Two Columbia Professors Named 2018 Guggenheim Fellows

April 11, 2018

Saidiya Hartman, a professor in the Department of English and Comparative Literature, and Branden Joseph, the Frank Gallipoli Professor of Modern and Contemporary Art, were named recipients of prestigious Guggenheim Fellowships for 2018.

Hartman's research focuses on African American literature and cultural history. "I'm delighted, it's a great honor," she said.

She will spend her fellowship year completing her latest book, Wayward Lives, Beautiful Experiments, which examines the social upheaval and radical transformation of everyday life that took place in the emergent black ghetto in the early 20th century. It will be published by W.W. Norton & Co.

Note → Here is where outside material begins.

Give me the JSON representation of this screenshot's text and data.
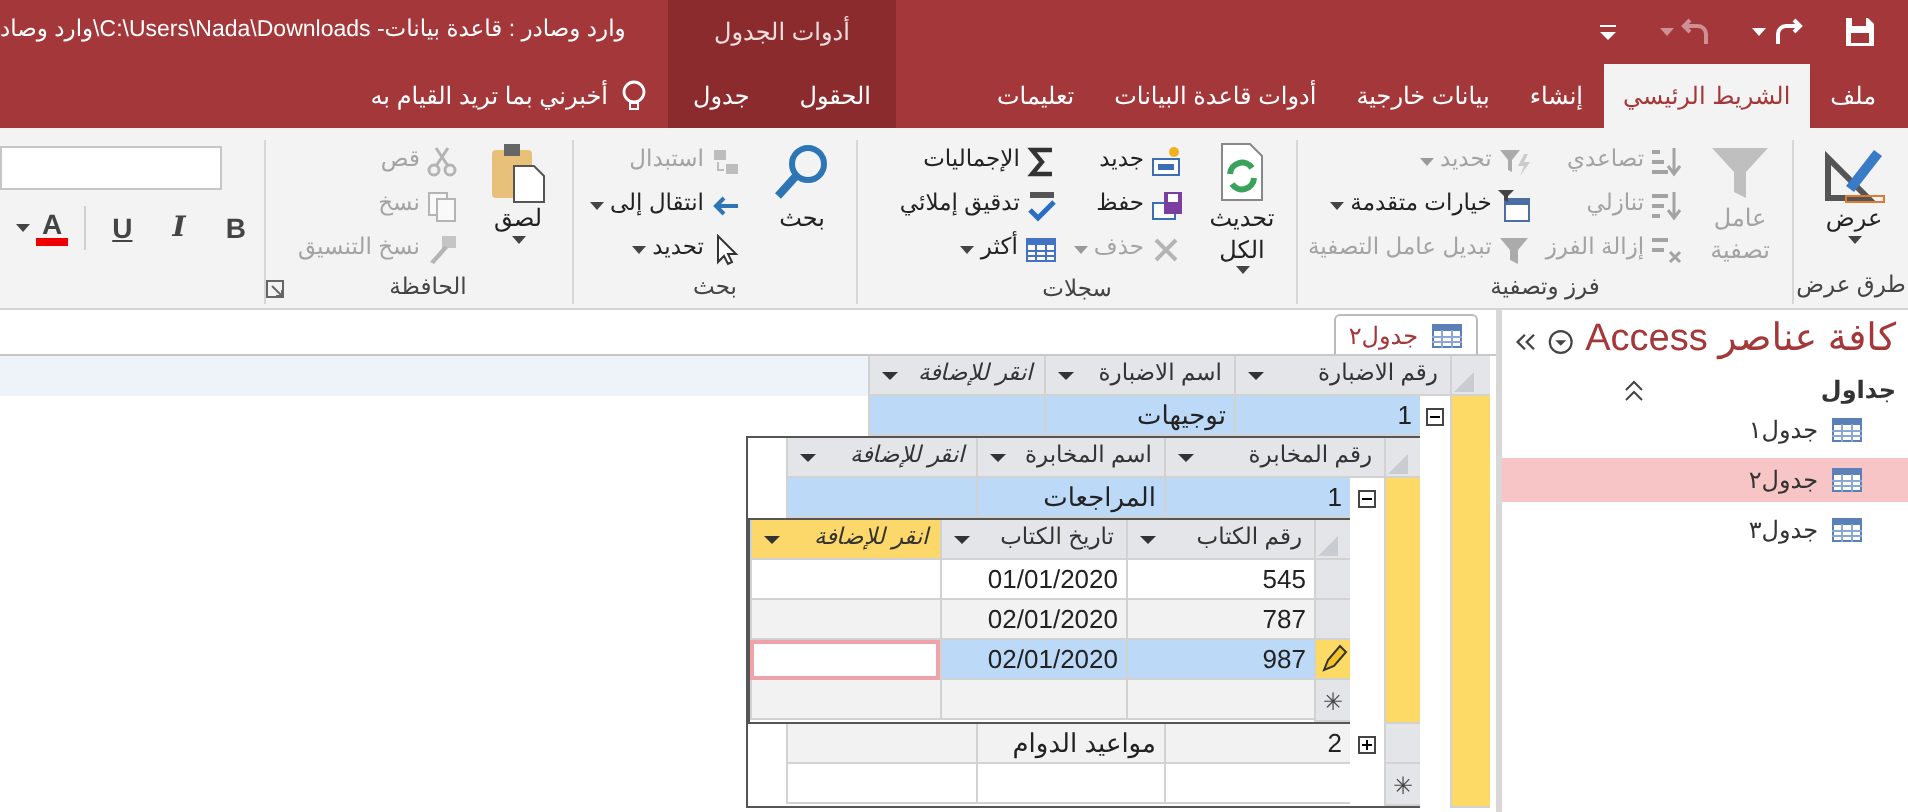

Hartman's previous books include Scenes of Subjection: Terror, Slavery, and Self-making in Nineteenth Century America (Oxford University Press, 1997) and Lose Your Mother: A Journey Along the Atlantic Slave Route (Farrar, Straus and Giroux, 2007).

Branden Joseph

Joseph's specialty is the art of the 1950s to present day, particularly from North American and European artists whose work challenged traditional boundaries. He is the author of five books, including Random Order: Robert Rauschenberg and the Neo-Avant-Garde (2003), Beyond the Dream Syndicate: Tony Conrad and the Arts after Cage (2008), The Roh and the Cooked: Tony Conrad and Beverly Grant in Europe (2012), and Experimentations: John Cage in Music, Art, and Architecture (2016).

His current project, tentatively titled Forms of Life, examines the works of punk poet Kathy Acker, underground filmmaker Jack Smith, conceptual artist Lee Lozano, and visual artist Carolee Schneemann.